You can display an "info" bar in Opera's sidebar which will tell you that if the server sends it.
Thanks, that's really helpful!
It's available as part of the Web Developer Toolbar add-in for Firefox.
> View Source might disappear from the menu for that reason.

Because Firefox/Mozilla/Chrome/Safari are all going to be open-sourced and under-go a code-overhaul over the coming few years during which some features are lost in the mix?

Do you mean the Right-Click "View Page Info" in firefox? I'm pretty sure that still exists.

(It's there in my FF3 install on Ubuntu (that has Web Developer plugin disabled), and it's also there on an XP VM I'm running with FF3.5 and no plugins)

View Source isn't going anywhere, and it continues to do the same task as always. What's changed is that websites have gotten more complex.

View Source is like a ruler. It's a great tool when you're trying to understand how a buggy was built. Not quite adequate for understanding a modern internal combustion engine.
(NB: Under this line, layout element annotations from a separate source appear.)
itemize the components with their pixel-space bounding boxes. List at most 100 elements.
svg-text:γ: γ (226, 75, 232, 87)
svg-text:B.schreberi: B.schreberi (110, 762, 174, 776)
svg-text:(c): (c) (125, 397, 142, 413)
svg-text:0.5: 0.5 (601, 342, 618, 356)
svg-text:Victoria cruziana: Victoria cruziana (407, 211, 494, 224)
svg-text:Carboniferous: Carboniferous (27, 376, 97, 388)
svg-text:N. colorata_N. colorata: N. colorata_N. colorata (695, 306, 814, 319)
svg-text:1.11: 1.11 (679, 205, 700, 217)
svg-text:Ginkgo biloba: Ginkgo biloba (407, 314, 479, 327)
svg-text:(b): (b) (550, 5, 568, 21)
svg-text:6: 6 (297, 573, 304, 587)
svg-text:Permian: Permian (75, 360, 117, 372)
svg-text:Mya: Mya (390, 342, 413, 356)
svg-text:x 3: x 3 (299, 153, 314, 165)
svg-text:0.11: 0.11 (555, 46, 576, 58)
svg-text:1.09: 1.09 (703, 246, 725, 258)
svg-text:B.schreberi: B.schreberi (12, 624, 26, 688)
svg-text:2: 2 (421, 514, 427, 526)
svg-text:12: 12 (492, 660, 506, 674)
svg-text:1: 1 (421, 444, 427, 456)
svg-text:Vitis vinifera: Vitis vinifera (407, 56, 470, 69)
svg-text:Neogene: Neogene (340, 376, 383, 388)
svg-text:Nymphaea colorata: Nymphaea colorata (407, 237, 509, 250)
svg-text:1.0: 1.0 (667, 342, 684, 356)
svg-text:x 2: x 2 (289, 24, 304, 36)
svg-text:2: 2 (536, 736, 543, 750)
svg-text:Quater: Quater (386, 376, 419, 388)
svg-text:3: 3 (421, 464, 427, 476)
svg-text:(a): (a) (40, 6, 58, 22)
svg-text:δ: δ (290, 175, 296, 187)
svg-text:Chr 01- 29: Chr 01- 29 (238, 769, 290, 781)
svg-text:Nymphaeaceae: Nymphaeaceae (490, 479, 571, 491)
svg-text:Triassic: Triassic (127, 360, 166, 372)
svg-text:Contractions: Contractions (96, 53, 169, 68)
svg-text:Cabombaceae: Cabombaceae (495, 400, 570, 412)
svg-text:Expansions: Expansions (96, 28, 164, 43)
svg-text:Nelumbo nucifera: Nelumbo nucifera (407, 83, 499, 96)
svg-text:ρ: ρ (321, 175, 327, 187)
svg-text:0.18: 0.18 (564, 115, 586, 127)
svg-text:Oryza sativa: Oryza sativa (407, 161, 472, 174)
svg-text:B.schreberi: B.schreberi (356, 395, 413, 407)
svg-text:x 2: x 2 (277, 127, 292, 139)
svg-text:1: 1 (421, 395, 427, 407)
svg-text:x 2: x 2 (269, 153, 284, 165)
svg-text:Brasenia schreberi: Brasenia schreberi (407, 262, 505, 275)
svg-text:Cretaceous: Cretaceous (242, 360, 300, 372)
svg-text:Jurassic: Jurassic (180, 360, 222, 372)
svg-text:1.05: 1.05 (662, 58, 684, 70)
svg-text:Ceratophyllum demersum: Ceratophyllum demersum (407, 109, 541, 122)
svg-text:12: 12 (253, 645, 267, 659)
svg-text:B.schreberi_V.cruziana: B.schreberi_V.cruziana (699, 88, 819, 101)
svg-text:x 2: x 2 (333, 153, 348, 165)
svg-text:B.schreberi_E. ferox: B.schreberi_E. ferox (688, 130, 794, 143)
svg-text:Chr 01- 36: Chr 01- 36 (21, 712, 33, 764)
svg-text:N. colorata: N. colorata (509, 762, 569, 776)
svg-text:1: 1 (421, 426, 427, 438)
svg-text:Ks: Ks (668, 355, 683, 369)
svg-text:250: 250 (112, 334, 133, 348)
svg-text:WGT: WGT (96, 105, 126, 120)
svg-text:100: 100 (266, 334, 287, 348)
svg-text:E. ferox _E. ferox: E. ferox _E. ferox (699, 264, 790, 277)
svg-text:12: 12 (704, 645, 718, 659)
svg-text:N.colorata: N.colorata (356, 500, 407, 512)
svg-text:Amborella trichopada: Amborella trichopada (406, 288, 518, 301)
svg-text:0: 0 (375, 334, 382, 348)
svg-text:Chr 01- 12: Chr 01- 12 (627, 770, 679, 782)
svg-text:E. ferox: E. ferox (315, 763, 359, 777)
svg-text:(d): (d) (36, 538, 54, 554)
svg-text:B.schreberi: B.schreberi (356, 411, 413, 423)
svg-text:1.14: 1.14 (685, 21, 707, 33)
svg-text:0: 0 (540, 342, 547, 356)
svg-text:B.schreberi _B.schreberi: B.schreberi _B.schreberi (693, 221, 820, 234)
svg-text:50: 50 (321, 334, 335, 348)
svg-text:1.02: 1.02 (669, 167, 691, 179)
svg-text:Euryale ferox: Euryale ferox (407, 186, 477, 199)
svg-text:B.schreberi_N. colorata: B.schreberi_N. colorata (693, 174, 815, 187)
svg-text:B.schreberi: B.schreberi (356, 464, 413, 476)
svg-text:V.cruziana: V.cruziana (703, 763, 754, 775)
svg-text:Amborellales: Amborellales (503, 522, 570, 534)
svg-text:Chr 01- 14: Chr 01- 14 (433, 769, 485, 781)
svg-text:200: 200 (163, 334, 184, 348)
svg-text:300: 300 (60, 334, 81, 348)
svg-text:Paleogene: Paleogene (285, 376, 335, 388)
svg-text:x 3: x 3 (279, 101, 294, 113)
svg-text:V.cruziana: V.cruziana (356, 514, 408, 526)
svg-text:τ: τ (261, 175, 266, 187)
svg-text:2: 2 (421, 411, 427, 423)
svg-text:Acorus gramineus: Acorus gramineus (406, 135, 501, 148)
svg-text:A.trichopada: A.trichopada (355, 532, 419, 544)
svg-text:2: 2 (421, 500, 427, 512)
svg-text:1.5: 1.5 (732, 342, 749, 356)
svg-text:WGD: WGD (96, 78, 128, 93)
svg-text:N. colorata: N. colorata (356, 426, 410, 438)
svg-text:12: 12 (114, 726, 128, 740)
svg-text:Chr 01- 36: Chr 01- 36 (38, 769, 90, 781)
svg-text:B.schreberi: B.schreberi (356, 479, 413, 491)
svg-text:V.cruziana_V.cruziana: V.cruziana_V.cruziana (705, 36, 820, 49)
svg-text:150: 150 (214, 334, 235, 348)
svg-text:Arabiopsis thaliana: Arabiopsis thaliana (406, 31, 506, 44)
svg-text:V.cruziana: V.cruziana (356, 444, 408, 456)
The Web Developer Toolbar add-on for FF has a View Generated Source feature which is nice when dealing with dynamic markup (and of course Firebug rocks).
compressed js -> syntax highlighter/prettyprinter -> view source

Is that so hard?

I agree, but yes it is: 1) you can't unscramble variable names, and 2) you have to prettyprint all js, even well-written js, or create a 'compression detection' algorithm.
You forgot escape & encoded and eval()'ed inline javascript in DOM that inserts a <script> tag that bootstraps another URL-rewrited dynamically generated .js. And the best part is, the .js can not be re-requested as it's it's taken cautions to prevent re-play attack.
If it gets to the browser via HTTP then it's pretty trivial to intercept.